Always take a minimum $1000 deductible, as most people never file claims smaller than $1000 anyhow.
Check out the insurance companies monthly payment plan interest rate before putting it on your credit card (assuming you haven’t saved the cash.) The rates are usually around 3-4% with national insurers.
Find out about group discounts; there are huge discounts for Teachers, Legion members, AAA members, Nurses. Most unions usually partner with a company to offer discounts and companies will throw in extra things like travel insurance for free.
If you have someone over the age of 50 living with you, you might still be eligible for the seniors discount even if their not on title.
Change coverage forms to save big bucks; most brokers automatically sell the most comprehensive coverage but Broad form coverage generally offers the same protection for the house and only excludes things like mysterious dissapearence for jewelry etc… which might not be necessary coverage if you don’t have a lot of jewelry that is kept around the house. (ask your broker about this because coverage really varies with some companies.) This particular change could drop your premium by a lot ($500-$1000) if you own a home.
The only thing I disagree with above, is that you shouldn’t adjust your limits of coverage based on depreciation because insurance limits are based on what it what cost to REPLACE your stuff brand new in todays market. The only thing I would edit for is obsolete items that you no longer use which you wouldn’t replace anyhow.
December 13, 2011 at 2:45 pm
By shopping around, and increasing our deductible I found a better deal on insurance (with more comprehensive coverage!) for $300 less than I had paid the year before. Worth 1/2 hour of looking around for sure.
December 13, 2011 at 3:56 pm
Thanks a lot for very useful article and great tips!

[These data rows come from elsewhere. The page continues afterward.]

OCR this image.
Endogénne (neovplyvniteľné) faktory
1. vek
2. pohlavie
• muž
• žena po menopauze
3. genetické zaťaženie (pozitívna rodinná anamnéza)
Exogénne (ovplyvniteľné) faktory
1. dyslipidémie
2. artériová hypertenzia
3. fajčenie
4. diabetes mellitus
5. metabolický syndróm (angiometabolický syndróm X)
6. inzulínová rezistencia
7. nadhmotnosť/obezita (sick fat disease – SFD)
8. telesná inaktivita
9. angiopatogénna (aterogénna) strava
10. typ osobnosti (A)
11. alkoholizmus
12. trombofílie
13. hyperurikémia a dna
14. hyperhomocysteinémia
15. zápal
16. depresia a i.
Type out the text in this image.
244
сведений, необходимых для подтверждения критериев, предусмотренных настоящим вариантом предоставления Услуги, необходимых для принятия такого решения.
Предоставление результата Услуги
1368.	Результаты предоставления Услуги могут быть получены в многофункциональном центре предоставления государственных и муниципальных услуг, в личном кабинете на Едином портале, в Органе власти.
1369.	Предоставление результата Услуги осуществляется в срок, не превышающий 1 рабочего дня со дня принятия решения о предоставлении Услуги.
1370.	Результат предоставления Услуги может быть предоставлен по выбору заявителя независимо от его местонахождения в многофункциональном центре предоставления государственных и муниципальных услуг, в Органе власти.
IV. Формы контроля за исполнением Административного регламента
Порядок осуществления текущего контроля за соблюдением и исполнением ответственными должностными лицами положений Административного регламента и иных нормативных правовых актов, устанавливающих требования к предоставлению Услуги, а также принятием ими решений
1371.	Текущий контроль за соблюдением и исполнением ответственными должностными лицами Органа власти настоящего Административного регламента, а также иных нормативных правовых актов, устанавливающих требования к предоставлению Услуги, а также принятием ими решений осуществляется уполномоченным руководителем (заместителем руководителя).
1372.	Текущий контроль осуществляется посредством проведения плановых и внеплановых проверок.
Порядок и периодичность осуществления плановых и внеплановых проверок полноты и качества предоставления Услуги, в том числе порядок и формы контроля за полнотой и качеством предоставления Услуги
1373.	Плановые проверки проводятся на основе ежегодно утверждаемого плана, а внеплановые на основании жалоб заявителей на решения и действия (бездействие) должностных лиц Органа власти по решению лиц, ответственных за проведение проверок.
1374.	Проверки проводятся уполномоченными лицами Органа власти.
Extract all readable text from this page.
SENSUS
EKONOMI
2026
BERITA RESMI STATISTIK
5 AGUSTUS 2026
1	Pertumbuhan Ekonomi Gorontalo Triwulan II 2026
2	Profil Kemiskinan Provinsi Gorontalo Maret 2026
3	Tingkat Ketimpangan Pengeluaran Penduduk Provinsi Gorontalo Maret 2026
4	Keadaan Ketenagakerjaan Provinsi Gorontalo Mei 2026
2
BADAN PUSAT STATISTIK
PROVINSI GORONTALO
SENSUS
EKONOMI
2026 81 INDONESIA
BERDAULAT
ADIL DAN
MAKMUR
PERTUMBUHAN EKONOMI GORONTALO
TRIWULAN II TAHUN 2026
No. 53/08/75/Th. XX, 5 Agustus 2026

I’d like to add that it’s also important not to relax after purchasing insurance. Almost all people I know after getting insurance forget about marketing research and extend their policies without comparing it with others. If you bought a cheapest insurance in town 5 years ago it doesn’t mean that you still have the one. “Tempora mutantur” and thanks to a high competition we all have a possibility to choose. You would need to invest some time for a new search. But guys, it can save you some money! And maybe enough to be able to buy something you want to! Besides you shouldn’t do everything yourself: ask your broker to check the market or look for insurance expert opinions. Last time I stumbled upon an article in Canadian Underwriter about a comparison tool for insurance (http://www.canadianunderwriter.ca/news/insureye-launches-online-consumer-insurance-spend-comparison-tool).
And let the thought about saving money inspire and motivate you!
December 13, 2011 at 4:42 pm
Oops, it seems that I copied a wrong link. Here is the right one: http://www.canadianunderwriter.ca/news/insureye-launches-online-consumer-insurance-spend-comparison-tool/1000714065/
December 13, 2011 at 5:42 pm
Good article Gail. The only thing that I would suggest from what you’ve said above is to not reduce coverage for depreciated items if the policy provides replacement cost coverage as many policies do. Replacement cost coverage allows you to replace your belongings with new items. As Gail’s tv show TTDUP has shown us, the resale value on belongings whether it’s clothing, furniture or home entertainment systems is quite low compared to the new retail costs. Replacement cost coverage allows policy holders to to replace lost belongings (be it from fire, theft or another insured peril) with new items. I certainly don’t have many clients who would be impressed with having to locate used furniture and belongings after a fire because of a depreciated claims settlement. Use caution in this area and make sure you know not only what your policy covers, but how the claims settlement would be handled (replacement cost vs. depreciated cost).